Bitcoin price surge may be driving up interest in China’s digital yuan, central bank says

Bitcoin-price-surge-may-be-driving-up-interest in-China’s-digital-yuan,-central-bank-says

April 5, 2021: -On Thursday, Interest in China’s digital yuan project could in part be driven by the surging price of bitcoin, China’s central bank, even as the cryptocurrency is banned in the world’s second-largest economy.

China’s digital yuan is an example of a central bank digital currency that aims to replace some circulation cash.

The People’s Bank of China sees it as a way to advance cashless payments. It is a digital version of fiat currency which is very effective. The central bank has been working on a digital currency since 2014.

Speaking to reporters, Wang Xin, PBOC research bureau director, said market interest in the digital yuan is “extreme, and everyone is attentive.”

“On one hand, this is related to more central banks in the world participating in the development of domestic digital currencies,” Wang said.

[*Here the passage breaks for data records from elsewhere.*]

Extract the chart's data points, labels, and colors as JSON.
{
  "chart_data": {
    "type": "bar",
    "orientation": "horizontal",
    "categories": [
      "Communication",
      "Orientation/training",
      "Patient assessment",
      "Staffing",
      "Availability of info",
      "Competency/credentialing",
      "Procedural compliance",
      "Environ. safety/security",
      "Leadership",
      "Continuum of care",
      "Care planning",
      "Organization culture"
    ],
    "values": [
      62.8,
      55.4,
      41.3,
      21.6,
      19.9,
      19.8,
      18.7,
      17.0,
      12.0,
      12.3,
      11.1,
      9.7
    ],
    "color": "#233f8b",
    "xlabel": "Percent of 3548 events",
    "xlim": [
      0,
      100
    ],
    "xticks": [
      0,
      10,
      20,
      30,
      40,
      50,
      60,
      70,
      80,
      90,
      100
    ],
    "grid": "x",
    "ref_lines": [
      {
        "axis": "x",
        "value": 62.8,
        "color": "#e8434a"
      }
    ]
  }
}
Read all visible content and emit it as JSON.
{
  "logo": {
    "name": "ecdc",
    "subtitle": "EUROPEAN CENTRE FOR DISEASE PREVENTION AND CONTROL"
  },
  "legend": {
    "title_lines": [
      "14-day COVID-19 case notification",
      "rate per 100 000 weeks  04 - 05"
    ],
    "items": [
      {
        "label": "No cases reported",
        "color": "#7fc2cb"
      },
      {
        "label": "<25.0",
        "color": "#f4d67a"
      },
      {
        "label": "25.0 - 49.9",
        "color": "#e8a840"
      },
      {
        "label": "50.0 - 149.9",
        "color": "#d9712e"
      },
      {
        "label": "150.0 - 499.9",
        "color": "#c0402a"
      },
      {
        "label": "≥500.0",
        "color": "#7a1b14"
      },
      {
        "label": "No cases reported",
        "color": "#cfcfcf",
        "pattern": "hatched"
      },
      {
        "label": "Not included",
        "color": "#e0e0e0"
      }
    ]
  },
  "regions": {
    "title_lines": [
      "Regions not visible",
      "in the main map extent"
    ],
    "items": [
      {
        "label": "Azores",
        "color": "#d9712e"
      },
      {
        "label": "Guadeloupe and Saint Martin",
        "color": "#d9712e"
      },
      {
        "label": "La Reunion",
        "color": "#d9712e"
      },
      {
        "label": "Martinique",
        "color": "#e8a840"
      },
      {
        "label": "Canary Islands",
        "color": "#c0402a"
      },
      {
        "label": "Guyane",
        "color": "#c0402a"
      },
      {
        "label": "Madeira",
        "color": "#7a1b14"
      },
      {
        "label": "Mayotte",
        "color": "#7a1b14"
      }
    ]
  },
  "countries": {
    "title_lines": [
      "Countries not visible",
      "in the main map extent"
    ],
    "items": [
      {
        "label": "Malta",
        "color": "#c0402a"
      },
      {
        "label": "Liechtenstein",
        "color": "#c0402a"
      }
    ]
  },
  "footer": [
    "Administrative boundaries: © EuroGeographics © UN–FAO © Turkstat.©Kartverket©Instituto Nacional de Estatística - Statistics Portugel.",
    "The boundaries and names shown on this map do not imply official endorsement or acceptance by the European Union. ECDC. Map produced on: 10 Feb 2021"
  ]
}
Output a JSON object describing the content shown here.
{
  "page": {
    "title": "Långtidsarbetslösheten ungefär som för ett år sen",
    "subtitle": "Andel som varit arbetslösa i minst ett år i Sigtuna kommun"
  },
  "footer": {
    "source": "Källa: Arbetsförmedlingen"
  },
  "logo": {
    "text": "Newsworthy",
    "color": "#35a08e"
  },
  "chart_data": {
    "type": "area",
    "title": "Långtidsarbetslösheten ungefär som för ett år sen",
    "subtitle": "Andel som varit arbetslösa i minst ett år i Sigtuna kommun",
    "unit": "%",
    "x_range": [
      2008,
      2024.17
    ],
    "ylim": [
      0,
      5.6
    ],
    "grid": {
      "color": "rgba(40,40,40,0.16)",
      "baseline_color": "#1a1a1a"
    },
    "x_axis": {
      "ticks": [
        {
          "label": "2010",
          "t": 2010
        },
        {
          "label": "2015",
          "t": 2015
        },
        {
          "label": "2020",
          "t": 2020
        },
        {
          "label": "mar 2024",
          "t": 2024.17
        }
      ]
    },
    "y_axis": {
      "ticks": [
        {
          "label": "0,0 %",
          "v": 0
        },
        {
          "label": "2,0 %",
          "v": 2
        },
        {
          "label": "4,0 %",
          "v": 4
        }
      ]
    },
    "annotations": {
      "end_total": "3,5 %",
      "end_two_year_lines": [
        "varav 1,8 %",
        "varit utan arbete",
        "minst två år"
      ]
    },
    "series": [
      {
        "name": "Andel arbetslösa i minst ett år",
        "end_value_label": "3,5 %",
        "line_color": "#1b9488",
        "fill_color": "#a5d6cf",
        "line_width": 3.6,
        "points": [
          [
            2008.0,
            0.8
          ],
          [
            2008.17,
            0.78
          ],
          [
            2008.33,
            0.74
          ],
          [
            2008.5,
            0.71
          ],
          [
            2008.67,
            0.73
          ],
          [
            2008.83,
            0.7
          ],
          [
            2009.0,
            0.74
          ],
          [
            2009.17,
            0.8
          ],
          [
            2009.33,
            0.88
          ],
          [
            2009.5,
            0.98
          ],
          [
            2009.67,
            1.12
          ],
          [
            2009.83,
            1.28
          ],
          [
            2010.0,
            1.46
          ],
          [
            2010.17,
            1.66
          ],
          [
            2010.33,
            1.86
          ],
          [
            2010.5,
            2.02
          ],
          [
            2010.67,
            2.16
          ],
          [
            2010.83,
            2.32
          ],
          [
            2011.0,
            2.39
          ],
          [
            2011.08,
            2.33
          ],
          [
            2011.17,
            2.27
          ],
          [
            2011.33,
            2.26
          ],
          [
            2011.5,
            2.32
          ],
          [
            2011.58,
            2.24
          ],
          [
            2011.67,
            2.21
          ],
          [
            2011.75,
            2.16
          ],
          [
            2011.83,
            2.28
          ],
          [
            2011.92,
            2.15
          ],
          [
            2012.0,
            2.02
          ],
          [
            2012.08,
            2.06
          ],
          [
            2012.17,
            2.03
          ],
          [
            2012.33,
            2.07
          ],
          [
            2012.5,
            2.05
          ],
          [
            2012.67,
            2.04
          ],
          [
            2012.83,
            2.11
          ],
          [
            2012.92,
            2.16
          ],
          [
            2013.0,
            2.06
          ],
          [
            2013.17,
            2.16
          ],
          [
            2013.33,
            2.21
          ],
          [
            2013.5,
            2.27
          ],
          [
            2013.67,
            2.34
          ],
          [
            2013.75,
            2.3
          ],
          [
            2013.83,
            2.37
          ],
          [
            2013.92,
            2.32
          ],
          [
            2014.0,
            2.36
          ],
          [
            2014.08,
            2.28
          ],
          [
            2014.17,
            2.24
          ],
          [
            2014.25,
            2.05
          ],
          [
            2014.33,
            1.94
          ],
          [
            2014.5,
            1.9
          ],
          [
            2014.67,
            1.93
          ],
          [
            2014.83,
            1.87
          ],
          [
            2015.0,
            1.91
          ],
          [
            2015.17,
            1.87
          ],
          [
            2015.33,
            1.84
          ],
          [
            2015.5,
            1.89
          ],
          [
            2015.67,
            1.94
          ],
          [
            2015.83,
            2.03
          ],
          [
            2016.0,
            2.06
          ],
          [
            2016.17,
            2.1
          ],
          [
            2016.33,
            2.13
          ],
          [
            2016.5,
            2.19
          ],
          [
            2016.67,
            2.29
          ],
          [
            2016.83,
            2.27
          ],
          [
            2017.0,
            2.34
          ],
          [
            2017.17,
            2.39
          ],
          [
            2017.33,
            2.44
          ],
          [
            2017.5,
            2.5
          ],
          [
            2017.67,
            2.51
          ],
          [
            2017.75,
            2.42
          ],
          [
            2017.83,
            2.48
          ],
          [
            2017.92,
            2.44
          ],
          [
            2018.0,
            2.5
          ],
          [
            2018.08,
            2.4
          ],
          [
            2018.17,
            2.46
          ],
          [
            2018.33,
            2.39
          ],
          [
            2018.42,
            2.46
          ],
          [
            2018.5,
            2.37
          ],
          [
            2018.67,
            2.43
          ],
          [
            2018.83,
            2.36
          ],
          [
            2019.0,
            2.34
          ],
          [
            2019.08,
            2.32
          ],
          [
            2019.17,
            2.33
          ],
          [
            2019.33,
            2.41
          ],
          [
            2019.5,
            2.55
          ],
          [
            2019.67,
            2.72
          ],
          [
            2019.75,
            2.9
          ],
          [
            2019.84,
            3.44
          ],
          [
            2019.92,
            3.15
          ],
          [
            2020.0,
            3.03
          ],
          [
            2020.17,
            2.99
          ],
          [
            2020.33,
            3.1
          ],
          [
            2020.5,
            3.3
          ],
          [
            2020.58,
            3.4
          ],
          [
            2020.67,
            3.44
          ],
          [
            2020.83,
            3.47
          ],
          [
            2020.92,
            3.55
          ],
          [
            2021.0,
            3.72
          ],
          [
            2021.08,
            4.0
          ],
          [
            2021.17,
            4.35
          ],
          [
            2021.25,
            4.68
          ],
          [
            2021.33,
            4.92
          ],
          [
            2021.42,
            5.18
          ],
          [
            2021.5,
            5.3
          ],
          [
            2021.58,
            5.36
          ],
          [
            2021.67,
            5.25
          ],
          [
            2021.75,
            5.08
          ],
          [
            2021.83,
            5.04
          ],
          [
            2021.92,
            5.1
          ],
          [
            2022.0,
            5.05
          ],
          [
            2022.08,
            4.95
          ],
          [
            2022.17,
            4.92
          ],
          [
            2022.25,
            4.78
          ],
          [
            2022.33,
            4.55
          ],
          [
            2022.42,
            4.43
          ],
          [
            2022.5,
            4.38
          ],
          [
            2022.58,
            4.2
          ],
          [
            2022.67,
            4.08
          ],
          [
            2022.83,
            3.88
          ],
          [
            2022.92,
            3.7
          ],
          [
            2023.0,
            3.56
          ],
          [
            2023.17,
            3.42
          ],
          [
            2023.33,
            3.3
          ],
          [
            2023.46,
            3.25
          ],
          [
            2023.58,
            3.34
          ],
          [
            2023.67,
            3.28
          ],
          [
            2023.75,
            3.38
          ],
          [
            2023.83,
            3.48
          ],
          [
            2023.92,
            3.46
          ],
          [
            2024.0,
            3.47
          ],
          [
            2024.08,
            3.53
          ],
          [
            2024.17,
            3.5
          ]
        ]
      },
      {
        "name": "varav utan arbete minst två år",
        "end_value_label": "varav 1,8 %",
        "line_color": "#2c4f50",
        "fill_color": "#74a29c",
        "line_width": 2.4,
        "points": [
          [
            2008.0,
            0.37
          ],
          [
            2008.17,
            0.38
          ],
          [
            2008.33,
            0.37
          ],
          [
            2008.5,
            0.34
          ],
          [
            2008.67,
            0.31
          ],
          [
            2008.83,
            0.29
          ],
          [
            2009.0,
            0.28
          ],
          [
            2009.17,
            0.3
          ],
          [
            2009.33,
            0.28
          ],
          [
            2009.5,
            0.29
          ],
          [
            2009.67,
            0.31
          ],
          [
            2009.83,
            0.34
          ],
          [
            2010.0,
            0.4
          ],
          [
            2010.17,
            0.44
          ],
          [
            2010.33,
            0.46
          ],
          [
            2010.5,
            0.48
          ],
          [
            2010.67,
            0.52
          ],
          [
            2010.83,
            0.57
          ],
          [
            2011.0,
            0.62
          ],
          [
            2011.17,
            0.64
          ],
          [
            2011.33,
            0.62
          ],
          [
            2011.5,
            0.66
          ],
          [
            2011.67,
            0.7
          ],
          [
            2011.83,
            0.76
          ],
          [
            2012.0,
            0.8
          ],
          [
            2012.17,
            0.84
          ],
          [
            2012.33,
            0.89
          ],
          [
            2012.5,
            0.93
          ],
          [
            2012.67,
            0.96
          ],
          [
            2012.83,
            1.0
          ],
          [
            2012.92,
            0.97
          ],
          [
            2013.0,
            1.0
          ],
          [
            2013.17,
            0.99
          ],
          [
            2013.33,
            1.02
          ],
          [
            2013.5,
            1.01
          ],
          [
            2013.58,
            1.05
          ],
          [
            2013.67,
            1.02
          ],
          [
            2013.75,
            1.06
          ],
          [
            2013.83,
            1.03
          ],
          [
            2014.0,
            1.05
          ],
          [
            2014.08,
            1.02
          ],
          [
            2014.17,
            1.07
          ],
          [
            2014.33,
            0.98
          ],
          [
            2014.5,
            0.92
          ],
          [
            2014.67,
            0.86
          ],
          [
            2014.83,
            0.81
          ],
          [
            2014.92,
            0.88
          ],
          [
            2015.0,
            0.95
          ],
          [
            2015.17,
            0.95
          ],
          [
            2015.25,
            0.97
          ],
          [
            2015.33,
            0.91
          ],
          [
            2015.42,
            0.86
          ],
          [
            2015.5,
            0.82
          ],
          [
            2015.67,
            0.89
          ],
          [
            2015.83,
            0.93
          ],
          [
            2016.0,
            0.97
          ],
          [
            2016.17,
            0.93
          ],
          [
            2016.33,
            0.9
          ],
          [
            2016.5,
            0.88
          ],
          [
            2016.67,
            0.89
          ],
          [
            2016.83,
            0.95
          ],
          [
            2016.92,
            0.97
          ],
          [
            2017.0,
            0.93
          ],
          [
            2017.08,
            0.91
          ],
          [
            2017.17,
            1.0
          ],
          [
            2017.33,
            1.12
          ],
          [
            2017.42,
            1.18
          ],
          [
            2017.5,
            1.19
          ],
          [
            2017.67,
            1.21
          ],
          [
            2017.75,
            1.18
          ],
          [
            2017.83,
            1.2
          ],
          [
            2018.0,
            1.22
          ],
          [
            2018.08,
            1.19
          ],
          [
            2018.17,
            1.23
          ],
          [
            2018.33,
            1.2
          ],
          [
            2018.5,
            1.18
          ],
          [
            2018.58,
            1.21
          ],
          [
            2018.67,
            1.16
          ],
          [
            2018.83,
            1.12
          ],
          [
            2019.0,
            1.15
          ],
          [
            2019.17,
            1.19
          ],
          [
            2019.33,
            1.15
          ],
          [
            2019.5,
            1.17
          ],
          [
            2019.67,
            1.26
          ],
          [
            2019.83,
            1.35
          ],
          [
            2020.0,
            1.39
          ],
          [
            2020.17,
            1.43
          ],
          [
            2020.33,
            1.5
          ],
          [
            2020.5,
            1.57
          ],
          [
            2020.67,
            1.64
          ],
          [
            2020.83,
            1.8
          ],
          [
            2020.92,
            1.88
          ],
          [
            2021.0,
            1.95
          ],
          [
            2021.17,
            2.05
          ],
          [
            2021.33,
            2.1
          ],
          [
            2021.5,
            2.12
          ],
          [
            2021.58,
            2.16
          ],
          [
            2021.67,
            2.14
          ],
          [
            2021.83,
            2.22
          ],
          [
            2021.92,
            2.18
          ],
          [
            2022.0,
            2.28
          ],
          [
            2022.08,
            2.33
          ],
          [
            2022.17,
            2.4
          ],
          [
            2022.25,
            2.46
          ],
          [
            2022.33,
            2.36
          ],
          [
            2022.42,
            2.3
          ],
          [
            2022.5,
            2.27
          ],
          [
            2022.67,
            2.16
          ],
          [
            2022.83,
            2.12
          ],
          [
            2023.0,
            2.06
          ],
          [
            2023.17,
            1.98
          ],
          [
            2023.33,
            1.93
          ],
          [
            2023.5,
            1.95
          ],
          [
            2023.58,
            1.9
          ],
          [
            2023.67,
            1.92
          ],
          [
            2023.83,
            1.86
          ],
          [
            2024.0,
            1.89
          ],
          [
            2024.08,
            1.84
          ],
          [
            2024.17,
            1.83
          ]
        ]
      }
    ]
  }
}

Several central banks worldwide, including Japan, the U.K., Sweden, and Switzerland, explore issuing their digital currencies. China is arguably the furthest ahead.

“On the other hand, this may also be related to the large increase in the price of bitcoin,” Wang said.

The price of bitcoin repeatedly had record highs in the previous months. This year alone, it has above double.

But China’s digital yuan is different from bitcoin.

The latter is a nominal decentralized cryptocurrency, which means it has no central authority, such as a central bank, to control it. Bitcoin also works on blockchain technology, and it’s unclear what the digital yuan will be based on.

Chinese authorities cracked on bitcoin over the past few years.

In 2017, Beijing banned the initial coin offerings to issue new digital tokens and raise money. The government also cracked down on businesses in cryptocurrency operations, like exchanges.

The PBOC has not given a timeline for the nationwide rollout of the digital yuan. But it has carried out several real-world pilot projects in cities near China.

These often turn into lotteries where people in those cities can apply for a slice of a digital yuan pool and then spend it at participating retailers.

Over the Chinese Lunar New Year in February, authorities handed out around $1.5 million in Beijing. Other major cities that included Shenzhen and Chengdu, have had their trials.

Wang said the pilots and are “increasing, and also expanding in scope.” He hinted at more trials to come.

“Next, we will push ahead with digital RMB pilots and accumulate more experience,” he said.